In September of 2009, one father received news no parent ever wants to hear: His 4-month-old daughter had cerebral palsy.
"After seeing the MRI, I knew that something was horribly wrong. Nearly the entire right hemisphere was missing," Jon wrote at the time. "We are, in short, devastated. I go from being happy to have a beautiful baby girl and being rendered a sobbing jangle of nerves. Not sure where to go from here and we’re all feeling a little lost."
For the next two years, Jon would document the daily struggles, and triumphs, that come from living with a child with cerebral palsy. Through his blog and periodic updates on Reddit, Jon shared with the world Rya's adorable smile and her very first steps.

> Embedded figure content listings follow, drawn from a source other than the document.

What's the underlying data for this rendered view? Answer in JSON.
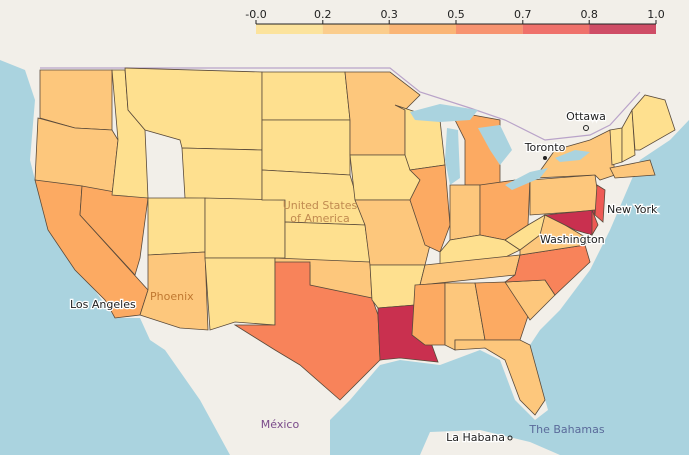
{
  "legend": {
    "ticks": [
      {
        "value": 0,
        "label": "-0.0"
      },
      {
        "value": 0.167,
        "label": "0.2"
      },
      {
        "value": 0.333,
        "label": "0.3"
      },
      {
        "value": 0.5,
        "label": "0.5"
      },
      {
        "value": 0.667,
        "label": "0.7"
      },
      {
        "value": 0.833,
        "label": "0.8"
      },
      {
        "value": 1.0,
        "label": "1.0"
      }
    ],
    "colors": [
      "#fee08f",
      "#fdc77c",
      "#fcaa62",
      "#f8835a",
      "#ee5a55",
      "#c9304f"
    ]
  },
  "state_values": [
    0.25,
    0.25,
    0.4,
    0.4,
    0.1,
    0.1,
    0.1,
    0.1,
    0.25,
    0.1,
    0.1,
    0.1,
    0.1,
    0.1,
    0.1,
    0.25,
    0.6,
    0.25,
    0.1,
    0.25,
    0.1,
    0.9,
    0.1,
    0.4,
    0.4,
    0.25,
    0.4,
    0.1,
    0.25,
    0.4,
    0.3,
    0.4,
    0.25,
    0.25,
    0.6,
    0.25,
    0.1,
    0.25,
    0.25,
    0.9,
    0.75,
    0.75,
    0.3,
    0.1,
    0.1,
    0.1
  ],
  "places": [
    "Ottawa",
    "Toronto",
    "New York",
    "Washington",
    "Los Angeles",
    "Phoenix",
    "United States",
    "of America",
    "México",
    "La Habana",
    "The Bahamas"
  ]
}
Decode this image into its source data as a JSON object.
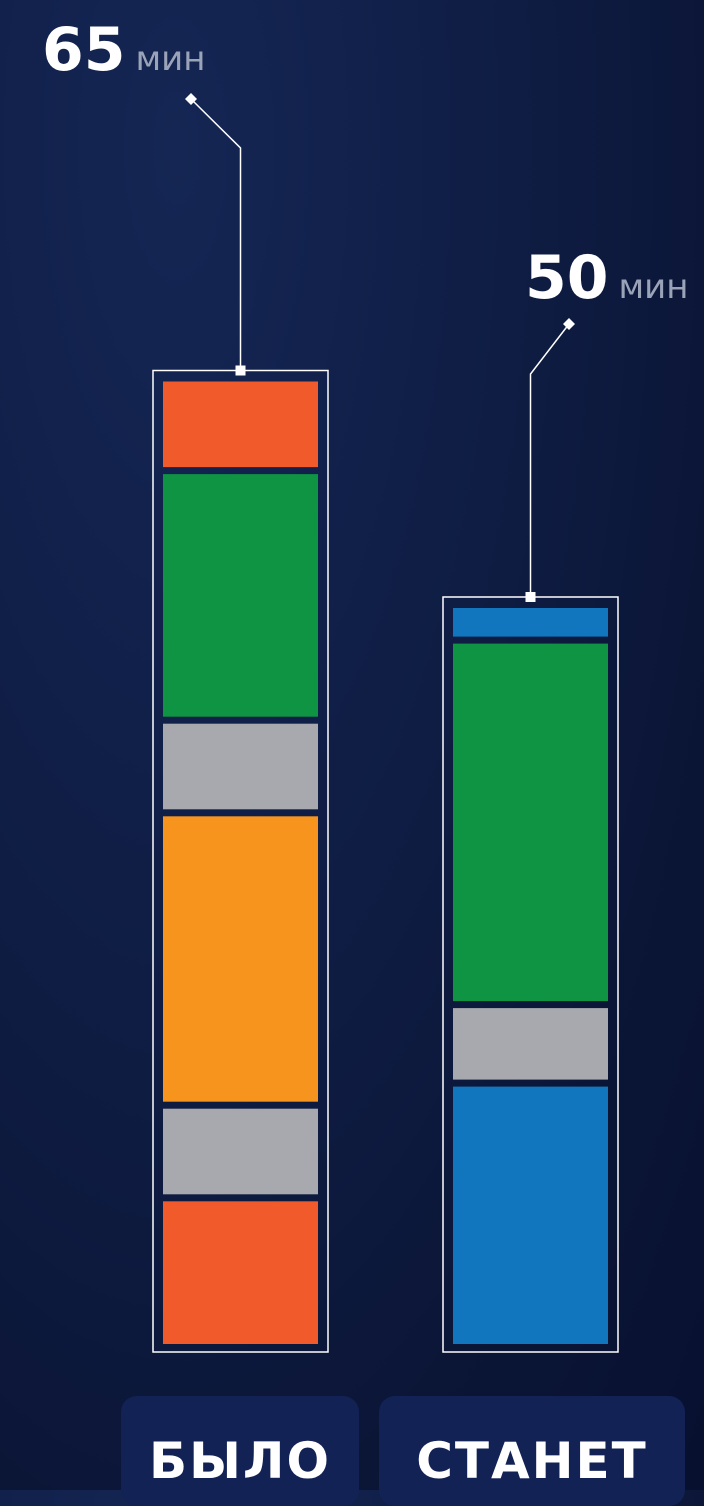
{
  "chart_data": {
    "type": "bar",
    "stacked": true,
    "unit": "мин",
    "categories": [
      "БЫЛО",
      "СТАНЕТ"
    ],
    "bars": [
      {
        "category": "БЫЛО",
        "total": 65,
        "total_label": "65",
        "segments": [
          {
            "value": 6,
            "color": "#f15a2b"
          },
          {
            "value": 17,
            "color": "#0f9443"
          },
          {
            "value": 6,
            "color": "#a7a9ae"
          },
          {
            "value": 20,
            "color": "#f7941e"
          },
          {
            "value": 6,
            "color": "#a7a9ae"
          },
          {
            "value": 10,
            "color": "#f15a2b"
          }
        ]
      },
      {
        "category": "СТАНЕТ",
        "total": 50,
        "total_label": "50",
        "segments": [
          {
            "value": 2,
            "color": "#1176be"
          },
          {
            "value": 25,
            "color": "#0f9443"
          },
          {
            "value": 5,
            "color": "#a7a9ae"
          },
          {
            "value": 18,
            "color": "#1176be"
          }
        ]
      }
    ]
  },
  "tabs": [
    {
      "label": "БЫЛО"
    },
    {
      "label": "СТАНЕТ"
    }
  ],
  "colors": {
    "text": "#ffffff",
    "unit_text": "#9aa3b8",
    "frame": "#ffffff"
  }
}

Jon's Reddit post garnered many positive comments, with one user calling the story "absolutely beautiful," and another writing, "I feel so incredibly proud and I don't even know these people, or that girl. This made my entire day."

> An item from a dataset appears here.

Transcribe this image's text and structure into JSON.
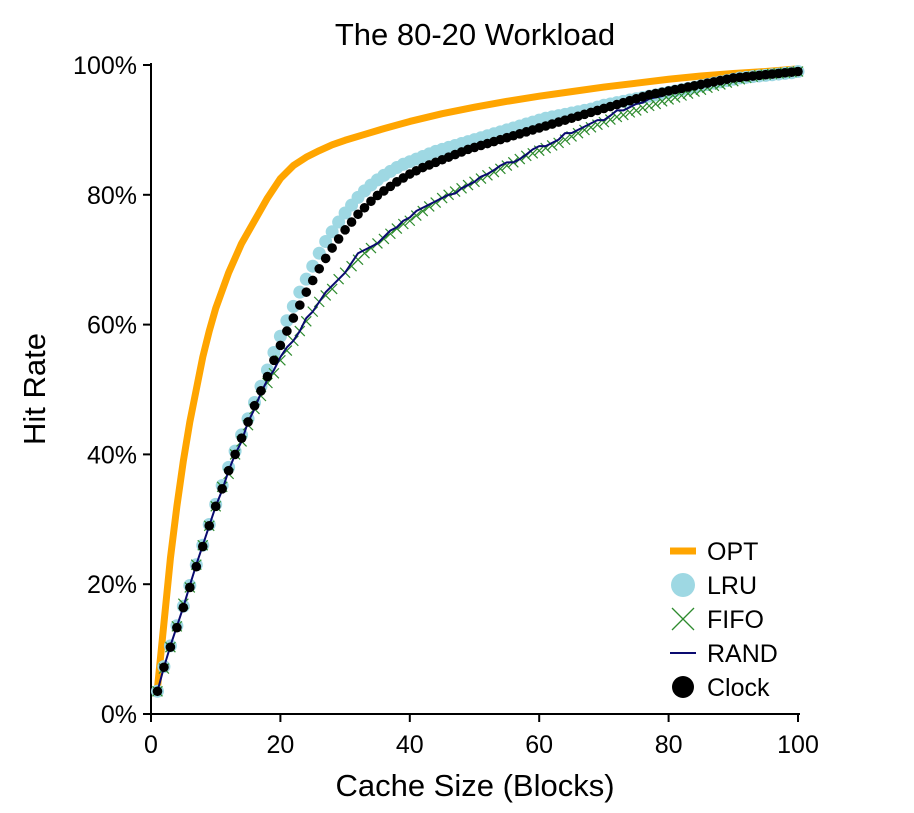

According to United Cerebral Palsy, about 764,000 kids and adults in the U.S. have CP, and 8,000 babies and infants are diagnosed with it each year. Worldwide, 15,000,000 people have been diagnosed with the disorder.
While not curable, cerebral palsy is manageable through long-term care and rehabilitation efforts, according to the Mayo Clinic.
In 2011, the Daily Mail documented the inspiring first steps of another child with CP, Finley Rosbotham, who like Rya, was diagnosed at 4 months after doctors discovered that a large part of the left side of his brain was missing.
Finley slowly learned to crawl by chasing a Thomas The Tank train. The 2-year-old amazed medics, who credited "extraordinary parenting" for the boy's progress.
Speaking with the outlet, Finley's mother, Kelly Rosbotham, told mothers to stay optimistic.
"If I could say to other mums in my position, never take for granted what the doctors say," Robotham said. "Because anything can change and you will see the benefits of putting all your energy and efforts into it and when the doctors say 'no' you can still find a way. It shows what can be achieved."